Site development for lane widening of State Road 78, which included shoulder work, drainage improvements and two water retention ponds.
Florida Department of Transportation
State Road 78 in Florida is being widened from two to four lanes, and the last two miles is currently under construction. Known as the Pine Island Road Widening Project, EHC, Inc. is doing the site development work on the two-mile project including shoulder work, drainage improvements and excavation for two water retention ponds. EHC’s services include 170,000 cubic yards of lake and road excavation, stabilized subgrade and finish grading.
EHC started work in late 2012 and is on schedule to finish in the fourth quarter of 2014. EHC started its part of the project with excavation of the first pond. Part of the excavated material was then used for embankment material to build up the road. The work started on the south end with the eastbound lanes and then EHC switched the traffic pattern to work on the westbound lanes. Once that was complete the contractor excavated the other pond.
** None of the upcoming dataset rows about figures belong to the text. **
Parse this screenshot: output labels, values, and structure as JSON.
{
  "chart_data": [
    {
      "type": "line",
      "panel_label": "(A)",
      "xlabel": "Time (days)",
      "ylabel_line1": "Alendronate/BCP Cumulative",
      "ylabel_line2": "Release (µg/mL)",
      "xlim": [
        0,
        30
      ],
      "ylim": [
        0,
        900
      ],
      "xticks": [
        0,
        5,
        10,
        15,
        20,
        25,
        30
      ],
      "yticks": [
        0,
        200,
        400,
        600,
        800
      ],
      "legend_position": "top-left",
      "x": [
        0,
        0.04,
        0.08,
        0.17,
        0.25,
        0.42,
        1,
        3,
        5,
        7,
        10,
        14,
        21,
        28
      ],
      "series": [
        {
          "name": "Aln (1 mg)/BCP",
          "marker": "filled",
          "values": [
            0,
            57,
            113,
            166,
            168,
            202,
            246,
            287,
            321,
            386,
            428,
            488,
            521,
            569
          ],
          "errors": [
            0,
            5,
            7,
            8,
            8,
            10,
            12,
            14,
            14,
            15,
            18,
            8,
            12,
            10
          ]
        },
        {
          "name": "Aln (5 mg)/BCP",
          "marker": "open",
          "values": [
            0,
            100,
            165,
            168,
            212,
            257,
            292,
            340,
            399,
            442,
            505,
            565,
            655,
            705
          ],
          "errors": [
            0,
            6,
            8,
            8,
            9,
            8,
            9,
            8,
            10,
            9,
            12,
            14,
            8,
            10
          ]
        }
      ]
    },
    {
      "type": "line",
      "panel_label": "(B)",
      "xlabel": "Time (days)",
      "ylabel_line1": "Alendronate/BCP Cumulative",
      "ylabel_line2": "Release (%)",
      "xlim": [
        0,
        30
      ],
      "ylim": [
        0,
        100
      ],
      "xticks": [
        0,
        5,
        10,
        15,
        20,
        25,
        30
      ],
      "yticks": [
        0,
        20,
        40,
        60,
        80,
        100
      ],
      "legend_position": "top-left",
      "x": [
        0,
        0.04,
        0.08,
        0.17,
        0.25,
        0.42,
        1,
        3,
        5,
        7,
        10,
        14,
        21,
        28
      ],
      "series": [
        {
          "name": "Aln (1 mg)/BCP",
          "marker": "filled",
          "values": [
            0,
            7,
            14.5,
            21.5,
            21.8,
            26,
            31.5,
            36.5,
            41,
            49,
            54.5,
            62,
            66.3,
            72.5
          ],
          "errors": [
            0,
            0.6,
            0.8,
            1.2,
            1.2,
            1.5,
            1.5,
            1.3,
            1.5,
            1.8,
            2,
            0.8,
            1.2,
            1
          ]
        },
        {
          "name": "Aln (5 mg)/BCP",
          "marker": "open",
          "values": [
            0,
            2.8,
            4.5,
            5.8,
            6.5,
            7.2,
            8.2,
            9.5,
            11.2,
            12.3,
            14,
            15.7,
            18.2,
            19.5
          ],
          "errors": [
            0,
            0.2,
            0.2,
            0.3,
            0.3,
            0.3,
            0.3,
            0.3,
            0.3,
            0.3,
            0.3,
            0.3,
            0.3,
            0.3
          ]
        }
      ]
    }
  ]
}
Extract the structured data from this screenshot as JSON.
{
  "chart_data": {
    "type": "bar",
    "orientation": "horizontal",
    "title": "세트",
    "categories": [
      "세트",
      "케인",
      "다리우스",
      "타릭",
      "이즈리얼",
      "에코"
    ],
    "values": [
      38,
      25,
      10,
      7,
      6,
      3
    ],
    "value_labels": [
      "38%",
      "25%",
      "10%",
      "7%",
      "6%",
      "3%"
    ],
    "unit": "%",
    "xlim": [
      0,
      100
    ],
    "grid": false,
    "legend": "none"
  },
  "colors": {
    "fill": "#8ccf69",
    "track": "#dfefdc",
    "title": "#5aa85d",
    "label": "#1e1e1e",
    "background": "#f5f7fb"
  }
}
In order to meet the FDOT’s structural requirements for the subgrade under the roadway, EHC crushed and mixed in shell material excavated from one of the ponds, said EHC President Jeff Hunt.
Since EHC had a large volume of dirt that needed to be moved from the site quickly, the contractor used Hitachi 450 and 800 excavators on the Pine Island road project. The larger excavators were beneficial in removing the large amount of dirt in a timely manner, said EHC Vice President Tony Hamilton.
In addition to using the excavated material to help build up the road, EHC was also able to find a use for the over 100,000 cubic yards of excess dirt from the project. Just down the road construction was starting on a new Sam’s Club, and the project needed the exact amount of dirt EHC had left over from its Pine Island Road project. Because the area has limited fill and it can be very expensive to transport dirt, EHC had the perfect solution.
EHC was able to win the bid to provide the material the Sam’s Club project site needed and was able to save the project contractor R.A. Rogers several hundreds of thousands of dollars in trucking costs. In addition to saving trucking costs by transferring the material a much shorter distance than if it had to come from a fill pit, Hunt says reusing the material also minimized the amount of truck traffic traveling on Pine Island Road.
Working on two projects and transferring the excess dirt between the jobs was no simple task. EHC estimated it transferred 140,000 cubic yards of dirt in 7,500 truck loads over the course of less than two months, according to Hamilton. The larger Hitachi excavators and a well thought out excavation schedule allowed EHC to load the dirt as it was being excavated right into the dump trucks which then took it over to the Sam’s Club jobsite.
Coordination between the two projects was a daily task. EHC had a foreman on each project and a superintendent who was communicating with both foremen and the onsite management on both projects each day. Coordination plans included schedules, traffic shifts and working with the various other trades on each jobsite.